How KnitKnot models your brand and its products separately, and why a multi-product company needs both.

Updated

Everything KnitKnot benchmarks is anchored to a subject — either your brand or one of its products. A single-product company has one subject and can skip this page. A multi-product company gets one brand subject plus a subject per product, and each gets its own prompt library, competitor set, and report.

Why products are separate subjects

Buyers don’t evaluate “your company” — they evaluate the thing that solves their problem. If you sell three products into three different categories, the AI conversations that matter are different for each: different questions, different competitors, different sources. Modeling them as one blob would average away exactly the signal you need.

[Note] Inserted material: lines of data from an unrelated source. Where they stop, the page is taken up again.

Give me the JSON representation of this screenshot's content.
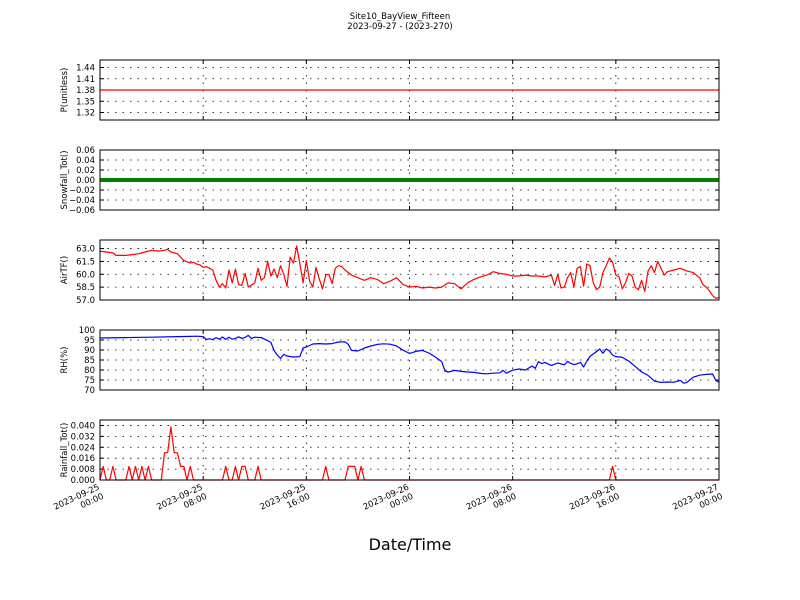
{
  "title": "Site10_BayView_Fifteen",
  "subtitle": "2023-09-27 - (2023-270)",
  "xlabel": "Date/Time",
  "x_ticks": [
    {
      "l1": "2023-09-25",
      "l2": "00:00",
      "h": 0
    },
    {
      "l1": "2023-09-25",
      "l2": "08:00",
      "h": 8
    },
    {
      "l1": "2023-09-25",
      "l2": "16:00",
      "h": 16
    },
    {
      "l1": "2023-09-26",
      "l2": "00:00",
      "h": 24
    },
    {
      "l1": "2023-09-26",
      "l2": "08:00",
      "h": 32
    },
    {
      "l1": "2023-09-26",
      "l2": "16:00",
      "h": 40
    },
    {
      "l1": "2023-09-27",
      "l2": "00:00",
      "h": 48
    }
  ],
  "chart_data": [
    {
      "type": "line",
      "ylabel": "P(unitless)",
      "ylim": [
        1.3,
        1.46
      ],
      "yticks": [
        1.32,
        1.35,
        1.38,
        1.41,
        1.44
      ],
      "ytick_labels": [
        "1.32",
        "1.35",
        "1.38",
        "1.41",
        "1.44"
      ],
      "color": "#ff0000",
      "grid": true,
      "points": [
        [
          0,
          1.38
        ],
        [
          48,
          1.38
        ]
      ]
    },
    {
      "type": "line",
      "ylabel": "Snowfall_Tot()",
      "ylim": [
        -0.06,
        0.06
      ],
      "yticks": [
        -0.06,
        -0.04,
        -0.02,
        0.0,
        0.02,
        0.04,
        0.06
      ],
      "ytick_labels": [
        "−0.06",
        "−0.04",
        "−0.02",
        "0.00",
        "0.02",
        "0.04",
        "0.06"
      ],
      "color": "#008000",
      "markers": true,
      "grid": true,
      "points": [
        [
          0,
          0
        ],
        [
          48,
          0
        ]
      ]
    },
    {
      "type": "line",
      "ylabel": "AirTF()",
      "ylim": [
        57.0,
        64.0
      ],
      "yticks": [
        57.0,
        58.5,
        60.0,
        61.5,
        63.0
      ],
      "ytick_labels": [
        "57.0",
        "58.5",
        "60.0",
        "61.5",
        "63.0"
      ],
      "color": "#ff0000",
      "grid": true,
      "points": [
        [
          0,
          62.7
        ],
        [
          0.5,
          62.6
        ],
        [
          1,
          62.5
        ],
        [
          1.25,
          62.2
        ],
        [
          2,
          62.2
        ],
        [
          2.5,
          62.3
        ],
        [
          3,
          62.4
        ],
        [
          3.5,
          62.6
        ],
        [
          4,
          62.8
        ],
        [
          4.5,
          62.7
        ],
        [
          5,
          62.8
        ],
        [
          5.25,
          62.9
        ],
        [
          5.5,
          62.6
        ],
        [
          6,
          62.4
        ],
        [
          6.25,
          62.0
        ],
        [
          6.5,
          61.6
        ],
        [
          7,
          61.3
        ],
        [
          7.25,
          61.4
        ],
        [
          7.5,
          61.2
        ],
        [
          7.75,
          61.1
        ],
        [
          8,
          60.8
        ],
        [
          8.25,
          60.9
        ],
        [
          8.5,
          60.7
        ],
        [
          8.75,
          60.5
        ],
        [
          9,
          59.3
        ],
        [
          9.25,
          58.5
        ],
        [
          9.5,
          58.9
        ],
        [
          9.75,
          58.4
        ],
        [
          10,
          60.5
        ],
        [
          10.25,
          59.0
        ],
        [
          10.5,
          60.6
        ],
        [
          10.75,
          58.8
        ],
        [
          11,
          58.7
        ],
        [
          11.25,
          60.1
        ],
        [
          11.5,
          58.5
        ],
        [
          12,
          59.0
        ],
        [
          12.25,
          60.7
        ],
        [
          12.5,
          59.3
        ],
        [
          12.75,
          59.6
        ],
        [
          13,
          61.5
        ],
        [
          13.25,
          59.8
        ],
        [
          13.5,
          60.6
        ],
        [
          13.75,
          59.6
        ],
        [
          14,
          61.0
        ],
        [
          14.25,
          60.0
        ],
        [
          14.5,
          58.6
        ],
        [
          14.75,
          62.0
        ],
        [
          15,
          61.3
        ],
        [
          15.25,
          63.3
        ],
        [
          15.5,
          61.2
        ],
        [
          15.75,
          59.0
        ],
        [
          16,
          61.6
        ],
        [
          16.25,
          59.2
        ],
        [
          16.5,
          58.5
        ],
        [
          16.75,
          60.8
        ],
        [
          17,
          59.5
        ],
        [
          17.25,
          58.3
        ],
        [
          17.5,
          59.9
        ],
        [
          17.75,
          60.0
        ],
        [
          18,
          58.9
        ],
        [
          18.25,
          60.7
        ],
        [
          18.5,
          61.0
        ],
        [
          18.75,
          60.9
        ],
        [
          19,
          60.5
        ],
        [
          19.5,
          59.9
        ],
        [
          20,
          59.6
        ],
        [
          20.5,
          59.3
        ],
        [
          21,
          59.6
        ],
        [
          21.5,
          59.4
        ],
        [
          22,
          58.9
        ],
        [
          22.5,
          59.2
        ],
        [
          23,
          59.6
        ],
        [
          23.5,
          58.8
        ],
        [
          24,
          58.5
        ],
        [
          24.5,
          58.6
        ],
        [
          25,
          58.4
        ],
        [
          25.5,
          58.5
        ],
        [
          26,
          58.4
        ],
        [
          26.5,
          58.5
        ],
        [
          27,
          59.0
        ],
        [
          27.5,
          58.9
        ],
        [
          28,
          58.3
        ],
        [
          28.5,
          59.0
        ],
        [
          29,
          59.4
        ],
        [
          29.5,
          59.7
        ],
        [
          30,
          59.9
        ],
        [
          30.5,
          60.3
        ],
        [
          31,
          60.1
        ],
        [
          31.5,
          60.0
        ],
        [
          32,
          59.8
        ],
        [
          32.5,
          59.8
        ],
        [
          33,
          59.9
        ],
        [
          33.5,
          59.8
        ],
        [
          34,
          59.8
        ],
        [
          34.5,
          59.7
        ],
        [
          35,
          59.9
        ],
        [
          35.25,
          58.7
        ],
        [
          35.5,
          60.0
        ],
        [
          35.75,
          58.4
        ],
        [
          36,
          58.5
        ],
        [
          36.25,
          59.6
        ],
        [
          36.5,
          60.2
        ],
        [
          36.75,
          58.5
        ],
        [
          37,
          60.7
        ],
        [
          37.25,
          60.9
        ],
        [
          37.5,
          58.6
        ],
        [
          37.75,
          61.2
        ],
        [
          38,
          61.0
        ],
        [
          38.25,
          59.0
        ],
        [
          38.5,
          58.2
        ],
        [
          38.75,
          58.5
        ],
        [
          39,
          60.2
        ],
        [
          39.25,
          61.0
        ],
        [
          39.5,
          61.9
        ],
        [
          39.75,
          61.4
        ],
        [
          40,
          59.9
        ],
        [
          40.25,
          59.7
        ],
        [
          40.5,
          58.3
        ],
        [
          40.75,
          59.0
        ],
        [
          41,
          60.1
        ],
        [
          41.25,
          59.8
        ],
        [
          41.5,
          58.5
        ],
        [
          41.75,
          58.2
        ],
        [
          42,
          59.3
        ],
        [
          42.25,
          58.0
        ],
        [
          42.5,
          60.4
        ],
        [
          42.75,
          61.0
        ],
        [
          43,
          60.2
        ],
        [
          43.25,
          61.5
        ],
        [
          43.5,
          60.7
        ],
        [
          43.75,
          59.9
        ],
        [
          44,
          60.3
        ],
        [
          44.5,
          60.5
        ],
        [
          45,
          60.7
        ],
        [
          45.5,
          60.4
        ],
        [
          46,
          60.2
        ],
        [
          46.5,
          59.6
        ],
        [
          46.75,
          58.8
        ],
        [
          47,
          58.5
        ],
        [
          47.25,
          58.1
        ],
        [
          47.5,
          57.5
        ],
        [
          47.75,
          57.2
        ],
        [
          48,
          57.3
        ]
      ]
    },
    {
      "type": "line",
      "ylabel": "RH(%)",
      "ylim": [
        70,
        100
      ],
      "yticks": [
        70,
        75,
        80,
        85,
        90,
        95,
        100
      ],
      "ytick_labels": [
        "70",
        "75",
        "80",
        "85",
        "90",
        "95",
        "100"
      ],
      "color": "#0000ff",
      "grid": true,
      "points": [
        [
          0,
          96
        ],
        [
          2,
          96.2
        ],
        [
          4,
          96.4
        ],
        [
          6,
          96.7
        ],
        [
          7,
          96.8
        ],
        [
          7.5,
          96.9
        ],
        [
          8,
          96.7
        ],
        [
          8.25,
          95.3
        ],
        [
          8.5,
          95.6
        ],
        [
          8.75,
          95.2
        ],
        [
          9,
          96.2
        ],
        [
          9.25,
          95.4
        ],
        [
          9.5,
          96.5
        ],
        [
          9.75,
          95.3
        ],
        [
          10,
          96.4
        ],
        [
          10.25,
          95.4
        ],
        [
          10.5,
          95.8
        ],
        [
          10.75,
          96.6
        ],
        [
          11,
          95.8
        ],
        [
          11.25,
          96.3
        ],
        [
          11.5,
          97.3
        ],
        [
          11.75,
          95.8
        ],
        [
          12,
          96.4
        ],
        [
          12.5,
          96.2
        ],
        [
          13,
          94.7
        ],
        [
          13.25,
          93.8
        ],
        [
          13.5,
          89.7
        ],
        [
          13.75,
          87.5
        ],
        [
          14,
          85.8
        ],
        [
          14.25,
          87.8
        ],
        [
          14.5,
          87.0
        ],
        [
          15,
          86.5
        ],
        [
          15.5,
          86.7
        ],
        [
          15.75,
          91.0
        ],
        [
          16,
          91.5
        ],
        [
          16.5,
          93.0
        ],
        [
          17,
          93.2
        ],
        [
          17.5,
          93.0
        ],
        [
          18,
          93.2
        ],
        [
          18.5,
          94.0
        ],
        [
          19,
          94.1
        ],
        [
          19.25,
          92.9
        ],
        [
          19.5,
          89.8
        ],
        [
          20,
          89.5
        ],
        [
          20.5,
          91.0
        ],
        [
          21,
          92.0
        ],
        [
          21.5,
          92.8
        ],
        [
          22,
          93.1
        ],
        [
          22.5,
          92.9
        ],
        [
          23,
          92.0
        ],
        [
          23.5,
          89.9
        ],
        [
          24,
          88.3
        ],
        [
          24.5,
          89.3
        ],
        [
          25,
          89.8
        ],
        [
          25.5,
          88.5
        ],
        [
          26,
          86.5
        ],
        [
          26.5,
          84.2
        ],
        [
          26.75,
          79.5
        ],
        [
          27,
          79.0
        ],
        [
          27.5,
          79.8
        ],
        [
          28,
          79.3
        ],
        [
          28.5,
          79.0
        ],
        [
          29,
          78.8
        ],
        [
          29.5,
          78.3
        ],
        [
          30,
          78.1
        ],
        [
          30.5,
          78.4
        ],
        [
          31,
          78.6
        ],
        [
          31.25,
          79.8
        ],
        [
          31.5,
          78.4
        ],
        [
          32,
          79.9
        ],
        [
          32.5,
          80.5
        ],
        [
          33,
          80.0
        ],
        [
          33.5,
          82.0
        ],
        [
          33.75,
          80.8
        ],
        [
          34,
          84.2
        ],
        [
          34.25,
          83.2
        ],
        [
          34.5,
          83.8
        ],
        [
          35,
          82.3
        ],
        [
          35.5,
          83.5
        ],
        [
          36,
          82.6
        ],
        [
          36.25,
          84.3
        ],
        [
          36.5,
          83.3
        ],
        [
          36.75,
          82.7
        ],
        [
          37,
          83.1
        ],
        [
          37.25,
          83.8
        ],
        [
          37.5,
          81.5
        ],
        [
          37.75,
          84.5
        ],
        [
          38,
          86.8
        ],
        [
          38.5,
          89.2
        ],
        [
          38.75,
          90.5
        ],
        [
          39,
          88.4
        ],
        [
          39.25,
          90.5
        ],
        [
          39.5,
          89.5
        ],
        [
          39.75,
          87.5
        ],
        [
          40,
          86.7
        ],
        [
          40.5,
          86.3
        ],
        [
          41,
          84.5
        ],
        [
          41.5,
          81.8
        ],
        [
          42,
          79.0
        ],
        [
          42.5,
          77.3
        ],
        [
          43,
          74.4
        ],
        [
          43.5,
          73.8
        ],
        [
          44,
          74.0
        ],
        [
          44.5,
          73.9
        ],
        [
          45,
          74.8
        ],
        [
          45.25,
          73.4
        ],
        [
          45.5,
          73.8
        ],
        [
          46,
          76.4
        ],
        [
          46.5,
          77.4
        ],
        [
          47,
          77.8
        ],
        [
          47.5,
          78.0
        ],
        [
          47.75,
          74.8
        ],
        [
          48,
          73.9
        ]
      ]
    },
    {
      "type": "line",
      "ylabel": "Rainfall_Tot()",
      "ylim": [
        0.0,
        0.044
      ],
      "yticks": [
        0.0,
        0.008,
        0.016,
        0.024,
        0.032,
        0.04
      ],
      "ytick_labels": [
        "0.000",
        "0.008",
        "0.016",
        "0.024",
        "0.032",
        "0.040"
      ],
      "color": "#ff0000",
      "grid": true,
      "points": [
        [
          0,
          0.0
        ],
        [
          0.25,
          0.01
        ],
        [
          0.5,
          0.0
        ],
        [
          0.75,
          0.0
        ],
        [
          1,
          0.01
        ],
        [
          1.25,
          0.0
        ],
        [
          1.5,
          0.0
        ],
        [
          2,
          0.0
        ],
        [
          2.25,
          0.01
        ],
        [
          2.5,
          0.0
        ],
        [
          2.75,
          0.01
        ],
        [
          3,
          0.0
        ],
        [
          3.25,
          0.01
        ],
        [
          3.5,
          0.0
        ],
        [
          3.75,
          0.01
        ],
        [
          4,
          0.0
        ],
        [
          4.5,
          0.0
        ],
        [
          4.75,
          0.0
        ],
        [
          5,
          0.02
        ],
        [
          5.25,
          0.02
        ],
        [
          5.5,
          0.039
        ],
        [
          5.75,
          0.02
        ],
        [
          6,
          0.02
        ],
        [
          6.25,
          0.01
        ],
        [
          6.5,
          0.01
        ],
        [
          6.75,
          0.0
        ],
        [
          7,
          0.01
        ],
        [
          7.25,
          0.0
        ],
        [
          9,
          0.0
        ],
        [
          9.5,
          0.0
        ],
        [
          9.75,
          0.01
        ],
        [
          10,
          0.0
        ],
        [
          10.25,
          0.0
        ],
        [
          10.5,
          0.01
        ],
        [
          10.75,
          0.0
        ],
        [
          11,
          0.01
        ],
        [
          11.25,
          0.01
        ],
        [
          11.5,
          0.0
        ],
        [
          12,
          0.0
        ],
        [
          12.25,
          0.01
        ],
        [
          12.5,
          0.0
        ],
        [
          17.25,
          0.0
        ],
        [
          17.5,
          0.01
        ],
        [
          17.75,
          0.0
        ],
        [
          19,
          0.0
        ],
        [
          19.25,
          0.01
        ],
        [
          19.75,
          0.01
        ],
        [
          20,
          0.0
        ],
        [
          20.25,
          0.01
        ],
        [
          20.5,
          0.0
        ],
        [
          39.5,
          0.0
        ],
        [
          39.75,
          0.01
        ],
        [
          40,
          0.0
        ],
        [
          48,
          0.0
        ]
      ]
    }
  ]
}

Per product, KnitKnot keeps separate:

  • Prompts — generated from that product’s category and keywords, so a benchmark asks what that product’s buyers actually ask.
  • Competitors — the vendors AI compares that product against, which usually isn’t your brand-level competitor list.
  • Reports and scores — each product’s AI Presence Score trends independently, so you can see one product winning its category while another lags.

The brand level

Brand-level prompts cover questions about the company as a whole — reputation, comparisons against brand-level rivals, “who makes X” questions. The brand report rolls up alongside the per-product views, and the public report lets readers switch between company-wide and per-product results.

Family-aware scoring

The product model isn’t just organization — it changes scoring. When an AI answering a category question recommends one of your products over another of your products, that’s not a loss for the runner-up: both belong to you, and the buyer landed on your brand either way. KnitKnot recognizes the family relationship and scores it as a brand win.

This matters more than it sounds. Multi-product companies routinely look worse than they are in naive AI monitoring because sibling products get counted as competitors. It also surfaces the opposite problem: if AI treats your products as unrelated brands and never mentions the parent company, that’s a brand-coherence gap worth fixing — and it will show up in your report.